Kawarau Jet, formerly the sole jetboat operator on the river, lost a legal fight to block newcomer Thunder Jet late last year. 

Environment Court Judge Laurie Newhook found in favour of Thunder Jet in a 64-page judgment, which found Kawarau Jet’s opposition was “significantly motivated” by competition. 

Thunder Jet director Duncan Storrier says the judge emailed his company today to say it could commence operating. 

“We’re very happy, no question about it – it’s been a long and tough two and a half years. 

“We’re just rapt to be able to get on now with what we set out to do at the onset, and that’s to take people for a thrillseeking jetboating ride.” 

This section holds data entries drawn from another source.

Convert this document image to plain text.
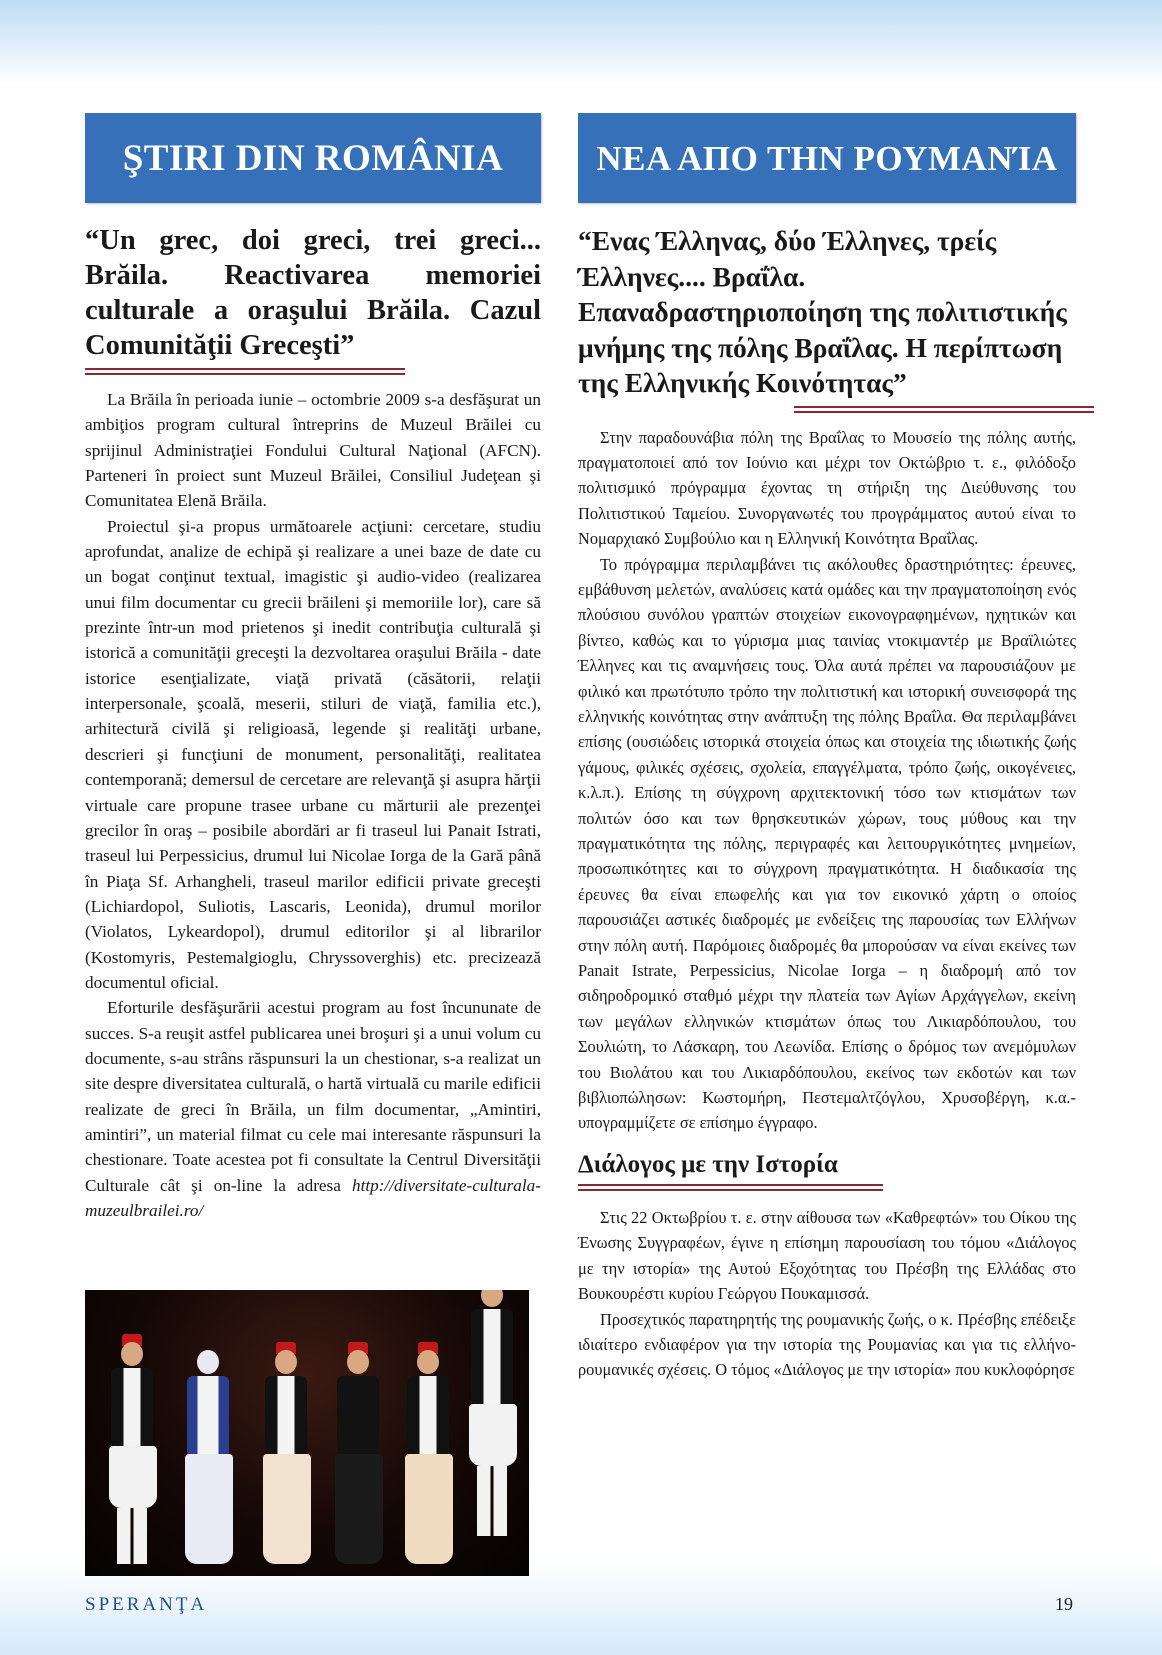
ŞTIRI DIN ROMÂNIA
“Un grec, doi greci, trei greci... Brăila. Reactivarea memoriei culturale a oraşului Brăila. Cazul Comunităţii Greceşti”

La Brăila în perioada iunie – octombrie 2009 s-a desfăşurat un ambiţios program cultural întreprins de Muzeul Brăilei cu sprijinul Administraţiei Fondului Cultural Naţional (AFCN). Parteneri în proiect sunt Muzeul Brăilei, Consiliul Judeţean şi Comunitatea Elenă Brăila.

Proiectul şi-a propus următoarele acţiuni: cercetare, studiu aprofundat, analize de echipă şi realizare a unei baze de date cu un bogat conţinut textual, imagistic şi audio-video (realizarea unui film documentar cu grecii brăileni şi memoriile lor), care să prezinte într-un mod prietenos şi inedit contribuţia culturală şi istorică a comunităţii greceşti la dezvoltarea oraşului Brăila - date istorice esenţializate, viaţă privată (căsătorii, relaţii interpersonale, şcoală, meserii, stiluri de viaţă, familia etc.), arhitectură civilă şi religioasă, legende şi realităţi urbane, descrieri şi funcţiuni de monument, personalităţi, realitatea contemporană; demersul de cercetare are relevanţă şi asupra hărţii virtuale care propune trasee urbane cu mărturii ale prezenţei grecilor în oraş – posibile abordări ar fi traseul lui Panait Istrati, traseul lui Perpessicius, drumul lui Nicolae Iorga de la Gară până în Piaţa Sf. Arhangheli, traseul marilor edificii private greceşti (Lichiardopol, Suliotis, Lascaris, Leonida), drumul morilor (Violatos, Lykeardopol), drumul editorilor şi al librarilor (Kostomyris, Pestemalgioglu, Chryssoverghis) etc. precizează documentul oficial.

Eforturile desfăşurării acestui program au fost încununate de succes. S-a reuşit astfel publicarea unei broşuri şi a unui volum cu documente, s-au strâns răspunsuri la un chestionar, s-a realizat un site despre diversitatea culturală, o hartă virtuală cu marile edificii realizate de greci în Brăila, un film documentar, „Amintiri, amintiri”, un material filmat cu cele mai interesante răspunsuri la chestionare. Toate acestea pot fi consultate la Centrul Diversităţii Culturale cât şi on-line la adresa http://diversitate-culturala-muzeulbrailei.ro/

ΝΕΑ ΑΠΟ ΤΗΝ ΡΟΥΜΑΝΊΑ
“Ενας Έλληνας, δύο Έλληνες, τρείς Έλληνες.... Βραΐλα. Επαναδραστηριοποίηση της πολιτιστικής μνήμης της πόλης Βραΐλας. Η περίπτωση της Ελληνικής Κοινότητας”

Στην παραδουνάβια πόλη της Βραΐλας το Μουσείο της πόλης αυτής, πραγματοποιεί από τον Ιούνιο και μέχρι τον Οκτώβριο τ. ε., φιλόδοξο πολιτισμικό πρόγραμμα έχοντας τη στήριξη της Διεύθυνσης του Πολιτιστικού Ταμείου. Συνοργανωτές του προγράμματος αυτού είναι το Νομαρχιακό Συμβούλιο και η Ελληνική Κοινότητα Βραΐλας.

Το πρόγραμμα περιλαμβάνει τις ακόλουθες δραστηριότητες: έρευνες, εμβάθυνση μελετών, αναλύσεις κατά ομάδες και την πραγματοποίηση ενός πλούσιου συνόλου γραπτών στοιχείων εικονογραφημένων, ηχητικών και βίντεο, καθώς και το γύρισμα μιας ταινίας ντοκιμαντέρ με Βραϊλιώτες Έλληνες και τις αναμνήσεις τους. Όλα αυτά πρέπει να παρουσιάζουν με φιλικό και πρωτότυπο τρόπο την πολιτιστική και ιστορική συνεισφορά της ελληνικής κοινότητας στην ανάπτυξη της πόλης Βραΐλα. Θα περιλαμβάνει επίσης (ουσιώδεις ιστορικά στοιχεία όπως και στοιχεία της ιδιωτικής ζωής γάμους, φιλικές σχέσεις, σχολεία, επαγγέλματα, τρόπο ζωής, οικογένειες, κ.λ.π.). Επίσης τη σύγχρονη αρχιτεκτονική τόσο των κτισμάτων των πολιτών όσο και των θρησκευτικών χώρων, τους μύθους και την πραγματικότητα της πόλης, περιγραφές και λειτουργικότητες μνημείων, προσωπικότητες και το σύγχρονη πραγματικότητα. Η διαδικασία της έρευνες θα είναι επωφελής και για τον εικονικό χάρτη ο οποίος παρουσιάζει αστικές διαδρομές με ενδείξεις της παρουσίας των Ελλήνων στην πόλη αυτή. Παρόμοιες διαδρομές θα μπορούσαν να είναι εκείνες των Panait Istrate, Perpessicius, Nicolae Iorga – η διαδρομή από τον σιδηροδρομικό σταθμό μέχρι την πλατεία των Αγίων Αρχάγγελων, εκείνη των μεγάλων ελληνικών κτισμάτων όπως του Λικιαρδόπουλου, του Σουλιώτη, το Λάσκαρη, του Λεωνίδα. Επίσης ο δρόμος των ανεμόμυλων του Βιολάτου και του Λικιαρδόπουλου, εκείνος των εκδοτών και των βιβλιοπώλησων: Κωστομήρη, Πεστεμαλτζόγλου, Χρυσοβέργη, κ.α.- υπογραμμίζετε σε επίσημο έγγραφο.

Διάλογος με την Ιστορία

Στις 22 Οκτωβρίου τ. ε. στην αίθουσα των «Καθρεφτών» του Οίκου της Ένωσης Συγγραφέων, έγινε η επίσημη παρουσίαση του τόμου «Διάλογος με την ιστορία» της Αυτού Εξοχότητας του Πρέσβη της Ελλάδας στο Βουκουρέστι κυρίου Γεώργου Πουκαμισσά.

Προσεχτικός παρατηρητής της ρουμανικής ζωής, ο κ. Πρέσβης επέδειξε ιδιαίτερο ενδιαφέρον για την ιστορία της Ρουμανίας και για τις ελλήνο-ρουμανικές σχέσεις. Ο τόμος «Διάλογος με την ιστορία» που κυκλοφόρησε

SPERANŢA	19
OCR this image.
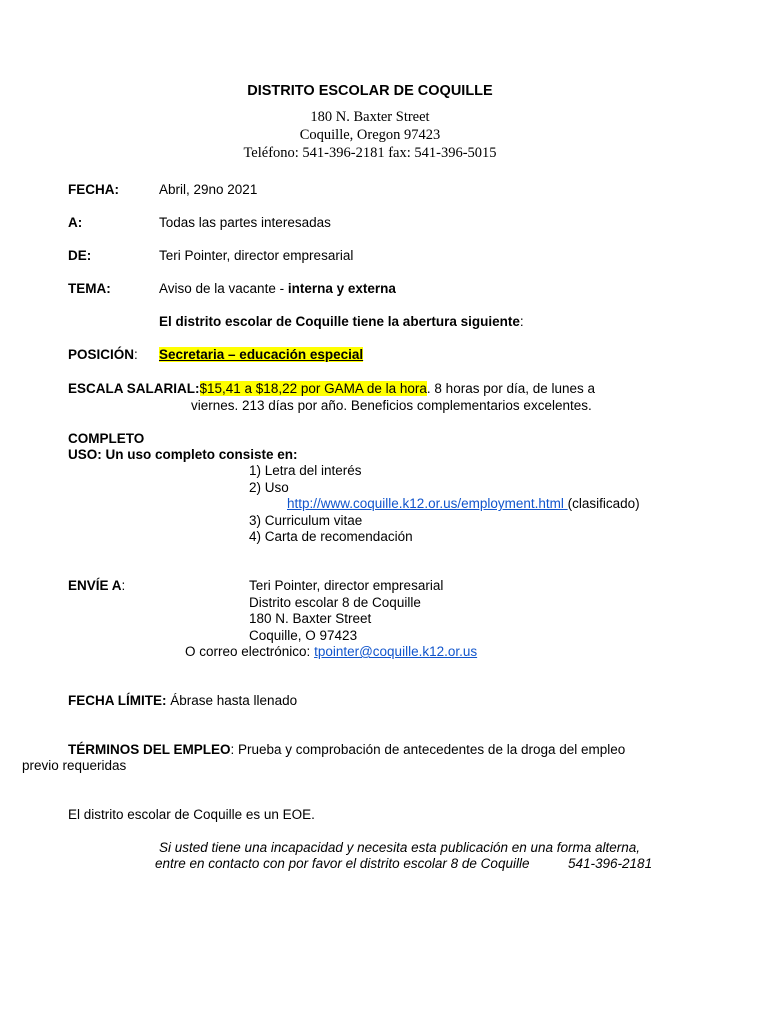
DISTRITO ESCOLAR DE COQUILLE
180 N. Baxter Street
Coquille, Oregon 97423
Teléfono: 541-396-2181 fax: 541-396-5015
FECHA:	Abril, 29no 2021
A:	Todas las partes interesadas
DE:	Teri Pointer, director empresarial
TEMA:	Aviso de la vacante - interna y externa
El distrito escolar de Coquille tiene la abertura siguiente:
POSICIÓN: Secretaria – educación especial
ESCALA SALARIAL:$15,41 a $18,22 por GAMA de la hora. 8 horas por día, de lunes a
viernes. 213 días por año. Beneficios complementarios excelentes.
COMPLETO
USO: Un uso completo consiste en:
1) Letra del interés
2) Uso
http://www.coquille.k12.or.us/employment.html (clasificado)
3) Curriculum vitae
4) Carta de recomendación
ENVÍE A:	Teri Pointer, director empresarial
Distrito escolar 8 de Coquille
180 N. Baxter Street
Coquille, O 97423
O correo electrónico: tpointer@coquille.k12.or.us
FECHA LÍMITE: Ábrase hasta llenado
TÉRMINOS DEL EMPLEO: Prueba y comprobación de antecedentes de la droga del empleo
previo requeridas
El distrito escolar de Coquille es un EOE.
Si usted tiene una incapacidad y necesita esta publicación en una forma alterna,
entre en contacto con por favor el distrito escolar 8 de Coquille	541-396-2181
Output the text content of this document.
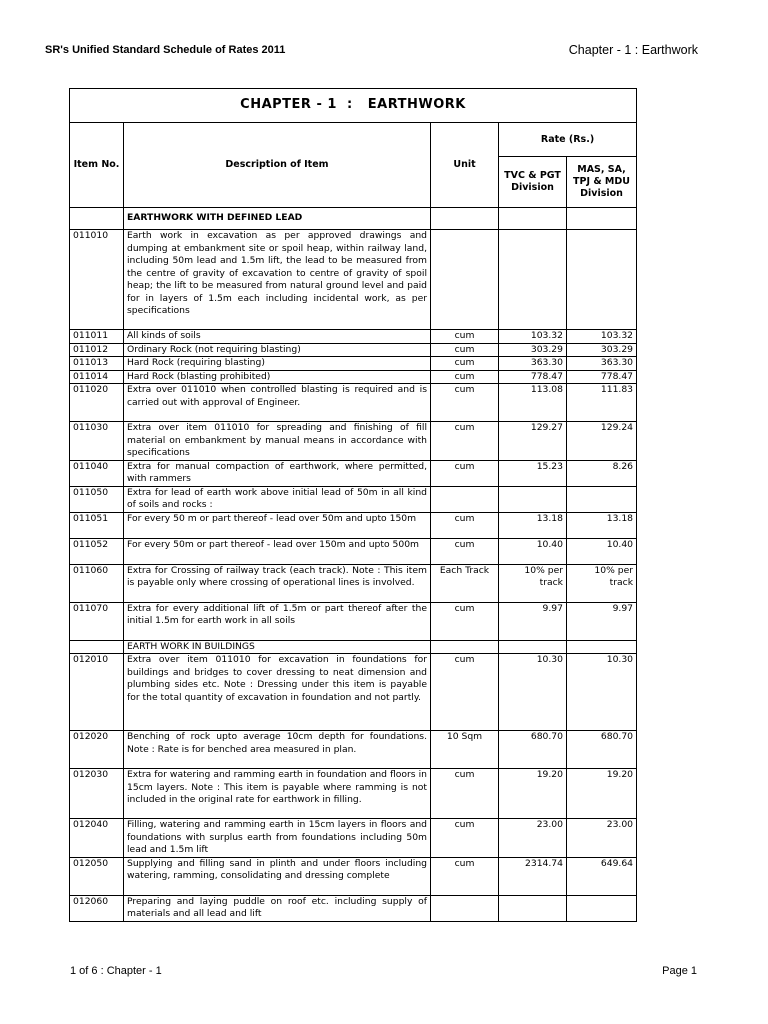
SR's Unified Standard Schedule of Rates 2011	Chapter - 1 : Earthwork
CHAPTER - 1  :   EARTHWORK				
Item No.	Description of Item	Unit	Rate (Rs.)	
			TVC & PGT Division	MAS, SA, TPJ & MDU Division
	EARTHWORK WITH DEFINED LEAD			
011010	Earth work in excavation as per approved drawings and dumping at embankment site or spoil heap, within railway land, including 50m lead and 1.5m lift, the lead to be measured from the centre of gravity of excavation to centre of gravity of spoil heap; the lift to be measured from natural ground level and paid for in layers of 1.5m each including incidental work, as per specifications			
011011	All kinds of soils	cum	103.32	103.32
011012	Ordinary Rock (not requiring blasting)	cum	303.29	303.29
011013	Hard Rock (requiring blasting)	cum	363.30	363.30
011014	Hard Rock (blasting prohibited)	cum	778.47	778.47
011020	Extra over 011010 when controlled blasting is required and is carried out with approval of Engineer.	cum	113.08	111.83
011030	Extra over item 011010 for spreading and finishing of fill material on embankment by manual means in accordance with specifications	cum	129.27	129.24
011040	Extra for manual compaction of earthwork, where permitted, with rammers	cum	15.23	8.26
011050	Extra for lead of earth work above initial lead of 50m in all kind of soils and rocks :			
011051	For every 50 m or part thereof - lead over 50m and upto 150m	cum	13.18	13.18
011052	For every 50m or part thereof - lead over 150m and upto 500m	cum	10.40	10.40
011060	Extra for Crossing of railway track (each track). Note : This item is payable only where crossing of operational lines is involved.	Each Track	10% per track	10% per track
011070	Extra for every additional lift of 1.5m or part thereof after the initial 1.5m for earth work in all soils	cum	9.97	9.97
	EARTH WORK IN BUILDINGS			
012010	Extra over item 011010 for excavation in foundations for buildings and bridges to cover dressing to neat dimension and plumbing sides etc. Note : Dressing under this item is payable for the total quantity of excavation in foundation and not partly.	cum	10.30	10.30
012020	Benching of rock upto average 10cm depth for foundations. Note : Rate is for benched area measured in plan.	10 Sqm	680.70	680.70
012030	Extra for watering and ramming earth in foundation and floors in 15cm layers. Note : This item is payable where ramming is not included in the original rate for earthwork in filling.	cum	19.20	19.20
012040	Filling, watering and ramming earth in 15cm layers in floors and foundations with surplus earth from foundations including 50m lead and 1.5m lift	cum	23.00	23.00
012050	Supplying and filling sand in plinth and under floors including watering, ramming, consolidating and dressing complete	cum	2314.74	649.64
012060	Preparing and laying puddle on roof etc. including supply of materials and all lead and lift			
1 of 6 : Chapter - 1	Page 1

Storrier says Thunder Jet has two consents – for one boat to run four trips a day, and for three boats to run unlimited trips. 

“We’ll operate just one boat and put additional equipment on as quickly as we practically can, providing the demand is there.” 

Storrier notes the judge “has retained the right for a month to add or fine-tune the conditions”. 

Storrier says the judge also allowed room to add any information from an impending Transport Accident Investigation Commission report into a fatal crash between a private boat and a jetski in January 2009. 

Thunder Jet briefly ran on the Kawarau two summers ago before pulling out once its rival commenced legal proceedings. 

Kawarau Jet, citing safety concerns, objected to Thunder Jet’s original resource consent in 2008.